"Go Set a Watchman" | Teen Ink

"Go Set a Watchman"

May 21, 2015
By Emily Vetne BRONZE, Granger, Indiana
Emily Vetne BRONZE, Granger, Indiana
3 articles 0 photos 0 comments

My family has lawyers on both sides of it, including both of my parents. I've never known anything besides people who defend the law. I even used to think that everyone had to go to law school after undergrad. Naturally, being what those of us like me call a "lawyers' brat," I've also grown up on Harper Lee’s classic novel To Kill a Mockingbird. My family loves that book so much that we call our dad “Daddicus” and we have a cat named Scout, so I can’t put into words how happy I am that Harper Lee’s publishing a sequel! It’s called Go Set a Watchman, and it will be in stores July 14th this year. According to Lee’s attorney, the manuscript was written in the 1950s but lost until last fall when it was discovered in an old filing cabinet. Harper Lee released a statement saying she reread it herself and tentatively sent it to a few publishers, when it was immediately snatched up.


I remember the last time I reread TKM--last spring, probably--and when I finished it I just sat and pressed the book between my palms and said to my dad, “I just want more Atticus. Now.” Dad teased me and said to just open the book back up to page one, that Atticus would be right where I left him, but that wasn’t what I wanted. I wanted new Atticus, new words of wisdom, but Dad said that couldn’t ever happen. Harper Lee was a Boo Radley, not a Scout Finch, and she would never publish a sequel.


Until now. We get more Scout! And Atticus! We might even get answers to our burning questions--did Scout marry Dill? Did Jem become a lawyer like Atticus? Did Scout become a teacher and did Atticus ever remarry? We’re about to find out. (Maybe.)
My only fear is that Watchman won’t be any good, or not as good as Mockingbird, or that it won’t answer our questions. What if Atticus at age 50 is not the same Atticus from 20 years prior? What if he’s turned mean as he grows into middle age, or what if 24-year-old Scout isn’t just as lovably sassy as she used to be? Miss Maudie will probably be dead, and Scout and Jem may not talk to Dill anymore, and we’re told at the end of TKM that Scout “never saw him [Boo Radley] again,” so what if Boo’s dead too? I just have such high expectations that I’m really worried GSW won’t fulfill. Can anything beat the original? Or even match it?
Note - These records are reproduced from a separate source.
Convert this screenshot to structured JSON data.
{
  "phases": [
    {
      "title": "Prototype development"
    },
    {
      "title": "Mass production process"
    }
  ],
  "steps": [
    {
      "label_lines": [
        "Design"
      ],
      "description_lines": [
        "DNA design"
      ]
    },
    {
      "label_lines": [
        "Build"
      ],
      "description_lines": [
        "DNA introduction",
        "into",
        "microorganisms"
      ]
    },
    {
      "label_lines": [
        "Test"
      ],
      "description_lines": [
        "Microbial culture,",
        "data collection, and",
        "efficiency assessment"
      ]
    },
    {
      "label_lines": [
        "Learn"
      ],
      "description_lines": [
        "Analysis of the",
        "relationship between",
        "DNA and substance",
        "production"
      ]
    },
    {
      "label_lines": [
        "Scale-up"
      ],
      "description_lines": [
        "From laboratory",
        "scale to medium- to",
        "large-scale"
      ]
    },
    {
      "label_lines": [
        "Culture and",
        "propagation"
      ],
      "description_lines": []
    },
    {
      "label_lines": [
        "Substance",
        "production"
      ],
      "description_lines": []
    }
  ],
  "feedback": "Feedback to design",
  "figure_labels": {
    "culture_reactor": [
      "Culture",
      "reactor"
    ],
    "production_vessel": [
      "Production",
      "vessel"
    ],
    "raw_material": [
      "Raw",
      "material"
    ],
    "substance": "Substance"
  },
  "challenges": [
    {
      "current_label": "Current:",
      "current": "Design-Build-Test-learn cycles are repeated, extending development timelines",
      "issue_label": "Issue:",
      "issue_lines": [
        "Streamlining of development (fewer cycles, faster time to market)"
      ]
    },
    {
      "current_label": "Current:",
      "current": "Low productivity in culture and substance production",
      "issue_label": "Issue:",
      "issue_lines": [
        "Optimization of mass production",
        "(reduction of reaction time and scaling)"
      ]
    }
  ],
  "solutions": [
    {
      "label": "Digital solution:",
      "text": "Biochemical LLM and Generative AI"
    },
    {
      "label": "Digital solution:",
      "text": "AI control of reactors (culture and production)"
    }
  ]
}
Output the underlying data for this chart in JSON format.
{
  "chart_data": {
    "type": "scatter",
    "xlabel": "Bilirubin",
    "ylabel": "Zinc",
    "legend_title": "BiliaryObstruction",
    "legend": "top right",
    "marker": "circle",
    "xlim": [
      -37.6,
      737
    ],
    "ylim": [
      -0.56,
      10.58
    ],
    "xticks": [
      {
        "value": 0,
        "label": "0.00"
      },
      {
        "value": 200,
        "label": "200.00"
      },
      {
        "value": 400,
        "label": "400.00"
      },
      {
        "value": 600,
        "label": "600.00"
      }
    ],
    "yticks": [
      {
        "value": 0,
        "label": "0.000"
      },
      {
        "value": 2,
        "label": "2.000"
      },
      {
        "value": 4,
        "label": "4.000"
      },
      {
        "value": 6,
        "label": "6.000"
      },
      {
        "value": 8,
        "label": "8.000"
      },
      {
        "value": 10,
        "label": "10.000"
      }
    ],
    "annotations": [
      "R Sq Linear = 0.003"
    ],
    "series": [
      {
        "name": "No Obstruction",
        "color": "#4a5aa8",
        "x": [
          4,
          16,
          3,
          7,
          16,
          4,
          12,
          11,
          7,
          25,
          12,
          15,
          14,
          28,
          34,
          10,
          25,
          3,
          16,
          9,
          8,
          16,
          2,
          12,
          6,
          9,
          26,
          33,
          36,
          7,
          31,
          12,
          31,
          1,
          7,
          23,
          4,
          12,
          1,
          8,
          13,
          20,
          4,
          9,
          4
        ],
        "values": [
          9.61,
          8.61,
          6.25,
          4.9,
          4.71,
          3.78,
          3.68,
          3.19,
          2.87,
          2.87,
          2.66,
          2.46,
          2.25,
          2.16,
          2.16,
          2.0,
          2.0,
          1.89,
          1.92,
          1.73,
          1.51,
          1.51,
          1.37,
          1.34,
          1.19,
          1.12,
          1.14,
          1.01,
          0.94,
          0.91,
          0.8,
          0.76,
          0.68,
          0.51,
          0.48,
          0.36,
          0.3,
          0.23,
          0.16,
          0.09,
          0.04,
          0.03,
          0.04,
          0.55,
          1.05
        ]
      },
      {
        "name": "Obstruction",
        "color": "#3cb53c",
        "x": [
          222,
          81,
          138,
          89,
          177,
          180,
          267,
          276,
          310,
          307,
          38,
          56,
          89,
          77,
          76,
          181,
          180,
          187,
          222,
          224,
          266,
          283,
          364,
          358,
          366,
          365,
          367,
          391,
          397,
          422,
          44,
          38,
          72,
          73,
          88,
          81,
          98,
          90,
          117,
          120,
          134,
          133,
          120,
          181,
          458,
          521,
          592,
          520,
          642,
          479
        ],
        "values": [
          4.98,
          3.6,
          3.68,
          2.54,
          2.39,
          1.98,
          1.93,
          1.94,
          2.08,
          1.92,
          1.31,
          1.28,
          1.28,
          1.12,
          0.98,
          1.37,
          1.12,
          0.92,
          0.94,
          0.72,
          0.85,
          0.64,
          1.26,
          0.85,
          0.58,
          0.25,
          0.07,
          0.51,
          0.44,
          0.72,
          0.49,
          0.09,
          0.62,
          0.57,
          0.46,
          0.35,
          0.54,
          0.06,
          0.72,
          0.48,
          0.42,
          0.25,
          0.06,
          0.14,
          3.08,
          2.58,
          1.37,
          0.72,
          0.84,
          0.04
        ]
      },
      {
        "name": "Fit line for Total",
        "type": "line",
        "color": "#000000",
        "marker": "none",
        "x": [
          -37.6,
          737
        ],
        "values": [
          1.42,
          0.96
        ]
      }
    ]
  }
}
It’ll be interesting to see how my school's English teachers react to Go Set a Watchman, too. I personally hope the book is taught in English 9 classes along with TKM and The Help, since TKM is the 1930s, The Help is the 1960s, and Watchman fits perfectly in between them, as it’s set in the 1950s, 20 years after To Kill a Mockingbird. Harper Lee’s long-awaited sequel rounds out the racial unrest unit well, and it’s sure to be just as poignant as its predecessor.


Even if Go Set a Watchman doesn’t answer all of my questions, or even any of them, this lawyers’ brat who’s been spoon-fed Atticus Finch for as long as she can remember is just glad to be able to revisit her favorite residents of Maycomb County, Alabama.